(Victoria) Andrew Loog Oldham n’avait que 19 ans lorsqu’il a rejoint l’avant-garde de l’histoire du rock and roll connue sous le nom «d’invasion britannique», devenant le premier gérant et producteur des Rolling Stones en 1963 et cofondateur d’Immediate Records, une maison de disques influente avec une liste de supervedettes comme Rod Stewart, Eric Clapton et Fleetwood Mac.

Dirk Meissner
La Presse canadienne

Maintenant âgé de 75 ans, le membre du Temple de la renommée du rock and roll entend partager son expérience de l’industrie musicale et ses «histoires de guerre» à l’université Thompson Rivers de Kamloops, en Colombie-Britannique, où il donnera un cours pendant 13 semaines.

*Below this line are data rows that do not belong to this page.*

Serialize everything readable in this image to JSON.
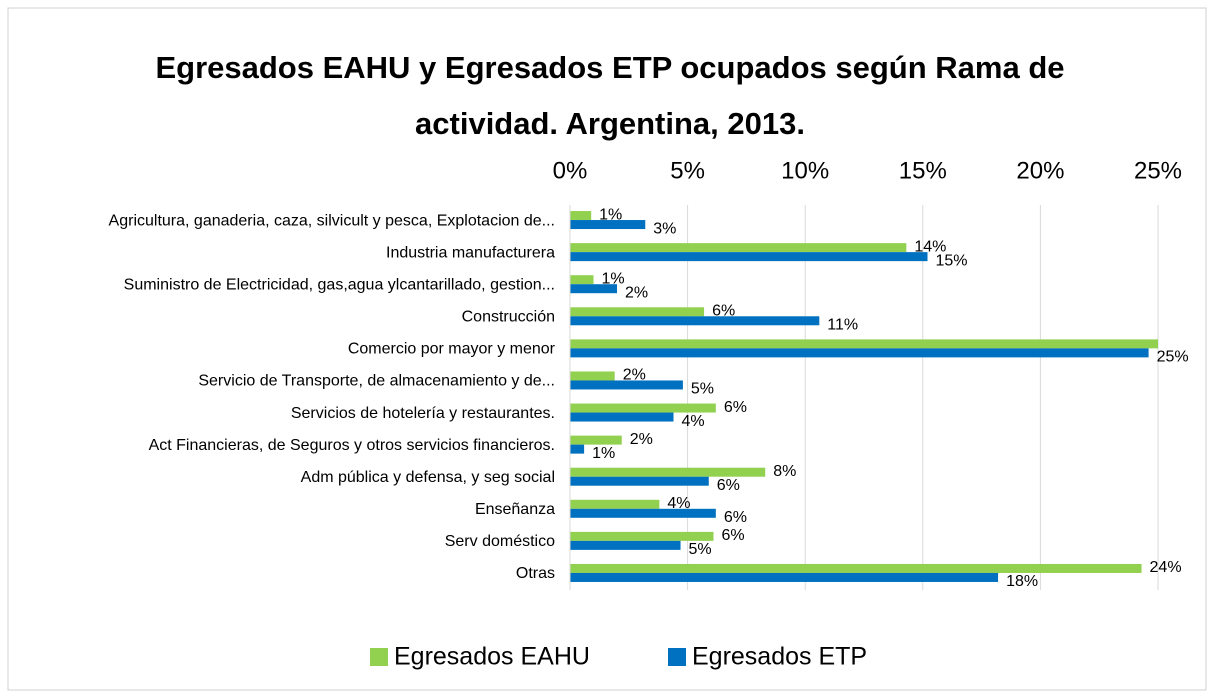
{
  "chart_data": {
    "type": "bar",
    "orientation": "horizontal",
    "title": "Egresados EAHU y Egresados ETP ocupados según Rama de actividad. Argentina, 2013.",
    "categories": [
      "Agricultura, ganaderia, caza, silvicult y pesca, Explotacion de...",
      "Industria manufacturera",
      "Suministro de Electricidad, gas,agua ylcantarillado, gestion...",
      "Construcción",
      "Comercio por mayor y menor",
      "Servicio de Transporte, de almacenamiento y de...",
      "Servicios de hotelería y restaurantes.",
      "Act Financieras, de Seguros y otros servicios financieros.",
      "Adm pública y defensa, y seg social",
      "Enseñanza",
      "Serv doméstico",
      "Otras"
    ],
    "series": [
      {
        "name": "Egresados EAHU",
        "color": "#92d050",
        "values": [
          0.9,
          14.3,
          1.0,
          5.7,
          25.0,
          1.9,
          6.2,
          2.2,
          8.3,
          3.8,
          6.1,
          24.3
        ],
        "value_labels": [
          "1%",
          "14%",
          "1%",
          "6%",
          null,
          "2%",
          "6%",
          "2%",
          "8%",
          "4%",
          "6%",
          "24%"
        ]
      },
      {
        "name": "Egresados ETP",
        "color": "#0070c0",
        "values": [
          3.2,
          15.2,
          2.0,
          10.6,
          24.6,
          4.8,
          4.4,
          0.6,
          5.9,
          6.2,
          4.7,
          18.2
        ],
        "value_labels": [
          "3%",
          "15%",
          "2%",
          "11%",
          "25%",
          "5%",
          "4%",
          "1%",
          "6%",
          "6%",
          "5%",
          "18%"
        ]
      }
    ],
    "xlim": [
      0,
      25
    ],
    "xticks": [
      {
        "value": 0,
        "label": "0%"
      },
      {
        "value": 5,
        "label": "5%"
      },
      {
        "value": 10,
        "label": "10%"
      },
      {
        "value": 15,
        "label": "15%"
      },
      {
        "value": 20,
        "label": "20%"
      },
      {
        "value": 25,
        "label": "25%"
      }
    ],
    "grid": true,
    "legend": "bottom"
  }
}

Rock Dreams : A History, 1954-1984 Up Close and Personal with Andrew Loog Oldham est offert à partir de janvier à la faculté des arts. Il est présenté comme un «cours de leçons de vie utilisant la musique comme média».

«C’est une de mes ambitions, a expliqué M. Oldham lors d’un entretien téléphonique depuis Bogota, en Colombie, où il vit. Je serai en mesure d’offrir ce qui a formé nos vies. Ce qui nous a rendus ambitieux en musique ou en art ou quoi que ce soit.»

PC

Andrew Loog Oldham

Il a indiqué qu’il présenterait son point de vue d’initié sur le Royaume-Uni d’après la Seconde Guerre mondiale, l’invasion britannique des années 1960 et la contre-culture, le punk des années 1970, la nouvelle vague et la génération vidéo des années 1980.

«La base de ce que nous faisions est que nous avons évité d’avoir un emploi régulier et de ne pas avoir de perspective d’avenir, ce qui nous avait été promis après avoir supposément remporté la Seconde Guerre mondiale, a déclaré M. Oldham. La musique était presque comme un prix de consolation.»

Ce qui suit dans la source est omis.